I am new to hadoop. I have mutiple folders containing files to processing a data in hadoop. I have doubt to implement mapper in map-reducer algorithm. Can I specify multiple mappers for processing mulitple files and have all input files as one output using a single reducer? If possible, please give guidelines for implementing the above steps.
2 Answers
1
votes
If you have multiple files, use MultipleInputs
addInputPath() method can be used to:
- add multiple paths and one common mapper implementation
- add multiple paths with custom mapper and input format implementation.

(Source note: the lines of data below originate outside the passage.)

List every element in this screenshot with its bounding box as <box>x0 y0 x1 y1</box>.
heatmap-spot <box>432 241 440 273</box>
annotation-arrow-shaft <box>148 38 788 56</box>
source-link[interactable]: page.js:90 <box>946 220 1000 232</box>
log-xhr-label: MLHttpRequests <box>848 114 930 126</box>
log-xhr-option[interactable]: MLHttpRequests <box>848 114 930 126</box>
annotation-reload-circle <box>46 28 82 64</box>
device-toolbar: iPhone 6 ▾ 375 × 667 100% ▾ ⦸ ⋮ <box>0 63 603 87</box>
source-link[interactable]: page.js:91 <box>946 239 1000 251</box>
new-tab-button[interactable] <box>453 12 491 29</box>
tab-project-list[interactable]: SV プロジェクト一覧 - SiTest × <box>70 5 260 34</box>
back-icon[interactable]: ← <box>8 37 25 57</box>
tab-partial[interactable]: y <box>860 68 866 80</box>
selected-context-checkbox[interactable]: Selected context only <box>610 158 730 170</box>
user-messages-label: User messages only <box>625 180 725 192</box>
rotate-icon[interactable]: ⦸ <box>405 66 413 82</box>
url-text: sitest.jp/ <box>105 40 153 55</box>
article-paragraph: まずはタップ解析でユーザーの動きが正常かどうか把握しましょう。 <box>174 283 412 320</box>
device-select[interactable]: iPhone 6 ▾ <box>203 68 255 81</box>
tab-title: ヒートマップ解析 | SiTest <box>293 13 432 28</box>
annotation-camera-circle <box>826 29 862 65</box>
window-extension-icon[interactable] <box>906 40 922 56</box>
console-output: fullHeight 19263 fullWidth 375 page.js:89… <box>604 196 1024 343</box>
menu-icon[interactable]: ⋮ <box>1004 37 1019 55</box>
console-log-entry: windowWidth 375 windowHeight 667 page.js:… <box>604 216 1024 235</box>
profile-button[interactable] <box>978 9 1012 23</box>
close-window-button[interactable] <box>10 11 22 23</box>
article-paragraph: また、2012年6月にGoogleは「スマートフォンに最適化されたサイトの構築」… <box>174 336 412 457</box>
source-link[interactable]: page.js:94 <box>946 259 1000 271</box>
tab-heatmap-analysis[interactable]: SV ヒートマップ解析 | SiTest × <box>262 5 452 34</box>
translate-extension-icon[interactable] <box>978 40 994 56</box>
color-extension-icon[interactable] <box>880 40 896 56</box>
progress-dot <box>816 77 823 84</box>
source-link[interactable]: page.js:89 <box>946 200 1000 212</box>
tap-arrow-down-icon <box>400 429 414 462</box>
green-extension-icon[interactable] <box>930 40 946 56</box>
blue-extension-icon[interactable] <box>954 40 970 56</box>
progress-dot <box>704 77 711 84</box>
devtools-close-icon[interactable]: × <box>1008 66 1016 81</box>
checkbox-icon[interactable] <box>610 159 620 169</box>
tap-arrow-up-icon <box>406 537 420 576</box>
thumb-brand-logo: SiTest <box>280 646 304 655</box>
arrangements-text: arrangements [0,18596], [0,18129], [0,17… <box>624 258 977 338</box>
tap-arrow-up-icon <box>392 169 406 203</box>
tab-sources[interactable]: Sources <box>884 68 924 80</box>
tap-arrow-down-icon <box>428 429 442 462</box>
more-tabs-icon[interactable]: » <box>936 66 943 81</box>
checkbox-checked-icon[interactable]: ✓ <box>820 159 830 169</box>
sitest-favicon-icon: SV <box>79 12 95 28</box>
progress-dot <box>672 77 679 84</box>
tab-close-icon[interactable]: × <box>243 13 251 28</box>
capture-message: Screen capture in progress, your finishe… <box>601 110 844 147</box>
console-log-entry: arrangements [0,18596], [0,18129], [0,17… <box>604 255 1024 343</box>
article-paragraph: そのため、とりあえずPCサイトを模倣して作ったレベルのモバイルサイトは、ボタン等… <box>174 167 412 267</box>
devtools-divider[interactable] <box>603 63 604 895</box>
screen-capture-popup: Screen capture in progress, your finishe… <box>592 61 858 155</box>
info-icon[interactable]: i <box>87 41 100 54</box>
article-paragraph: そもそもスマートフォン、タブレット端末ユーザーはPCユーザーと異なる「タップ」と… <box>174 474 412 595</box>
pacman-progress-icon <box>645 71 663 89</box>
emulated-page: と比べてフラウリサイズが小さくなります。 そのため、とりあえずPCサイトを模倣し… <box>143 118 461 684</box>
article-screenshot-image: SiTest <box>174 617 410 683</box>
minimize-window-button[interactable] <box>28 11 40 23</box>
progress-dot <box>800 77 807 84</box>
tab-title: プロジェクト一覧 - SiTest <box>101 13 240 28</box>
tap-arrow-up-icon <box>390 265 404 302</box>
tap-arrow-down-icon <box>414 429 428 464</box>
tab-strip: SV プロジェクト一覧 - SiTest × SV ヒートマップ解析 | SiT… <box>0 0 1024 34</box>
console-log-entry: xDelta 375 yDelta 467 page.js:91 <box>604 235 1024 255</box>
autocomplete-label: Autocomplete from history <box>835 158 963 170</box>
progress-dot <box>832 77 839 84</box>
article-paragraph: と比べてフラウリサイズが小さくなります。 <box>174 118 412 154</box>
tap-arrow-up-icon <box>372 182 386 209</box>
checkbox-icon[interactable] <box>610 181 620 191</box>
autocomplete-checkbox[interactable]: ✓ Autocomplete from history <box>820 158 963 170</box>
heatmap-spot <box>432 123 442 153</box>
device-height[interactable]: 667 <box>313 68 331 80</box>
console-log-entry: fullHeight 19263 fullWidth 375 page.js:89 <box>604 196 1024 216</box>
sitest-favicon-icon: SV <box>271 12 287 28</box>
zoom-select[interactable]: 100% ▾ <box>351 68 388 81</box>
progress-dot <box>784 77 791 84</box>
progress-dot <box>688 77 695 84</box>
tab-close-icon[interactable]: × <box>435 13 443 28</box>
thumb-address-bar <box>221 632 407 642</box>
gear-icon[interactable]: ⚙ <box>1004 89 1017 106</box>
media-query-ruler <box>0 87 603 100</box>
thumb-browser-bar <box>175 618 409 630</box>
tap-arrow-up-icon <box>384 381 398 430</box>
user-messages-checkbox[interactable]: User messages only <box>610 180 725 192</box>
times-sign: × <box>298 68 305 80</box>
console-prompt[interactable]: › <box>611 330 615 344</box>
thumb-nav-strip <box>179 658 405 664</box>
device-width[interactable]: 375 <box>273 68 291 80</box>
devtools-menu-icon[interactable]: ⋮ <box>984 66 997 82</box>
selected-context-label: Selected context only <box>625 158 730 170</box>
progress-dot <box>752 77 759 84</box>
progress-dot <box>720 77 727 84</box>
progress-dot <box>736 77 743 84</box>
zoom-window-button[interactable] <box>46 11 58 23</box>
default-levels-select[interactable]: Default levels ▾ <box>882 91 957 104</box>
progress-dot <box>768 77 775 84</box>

For having a single reducer, have each maps' output key same...say 1 or "abc". This way, the framework will create only one reducer.
1
votes
If the files are to be mapped in the same way (e.g. they all have the same format and processing requirements) then you can configure a single mapper to process all of them.
You do this by configuring the TextInputFormat class:
string folder1 = "file:///home/chrisgerken/blah/blah/folder1";
string folder2 = "file:///home/chrisgerken/blah/blah/folder2";
string folder3 = "file:///home/chrisgerken/blah/blah/folder3";
TextInputFormat.setInputPaths(job, new Path(folder1), new Path(folder2), new Path(folder3));
This will result in all of the files in folders 1, 2 and 3 being processed by the mapper.
Of course, if you need to use a different input type you'll have to configure that type appropriately.